The adjustment followed Futu's fourth-quarter earnings report, which revealed a non-GAAP net profit after tax (NPAT) of HK$950.5 billion, a decrease of 17.9% quarter-over-quarter and 6.3% year-over-year. This resulted in a full-year non-GAAP NPAT of HK$4.57 billion, falling short of Citi's expectations by 1.4%.
The company's gross profit for the fourth quarter dropped by 11.1% quarter-over-quarter to HK$2.0 billion. This decline was attributed to a combination of weaker brokerage commission income, which decreased by 10.7% quarter-over-quarter due to a 12.2% reduction in trading volume, and a decrease in net interest income by 12.7% quarter-over-quarter. The latter was impacted by lower daily average client cash balances and stock borrowing balances.
Futu's operating profit also experienced a significant decrease, down by 22.5% quarter-over-quarter and 8.5% year-over-year, to HK$1.02 billion. The operating profit margin (OPM) saw a notable decline, dropping by 7.3 percentage points quarter-over-quarter and 5 percentage points year-over-year to 50.1%. Additionally, the company's return on equity (ROE) diminished by 4.4 percentage points quarter-over-quarter and 4.0 percentage points year-over-year to 15.8%.

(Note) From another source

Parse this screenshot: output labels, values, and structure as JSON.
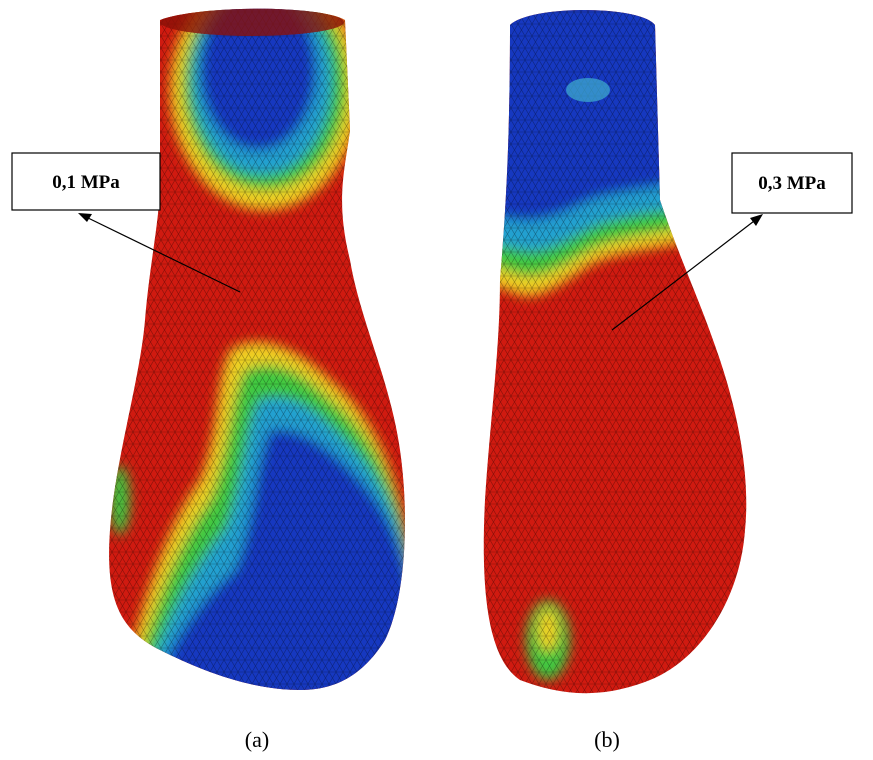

The company's core leverage ratio also saw a slight reduction, falling by 0.1x quarter-over-quarter to 2.1x. In response to the financial results, Futu has initiated a new share repurchase program, which authorizes the buyback of up to $500 million of its American Depositary Shares (ADSs). The program is set to remain valid until the end of 2025.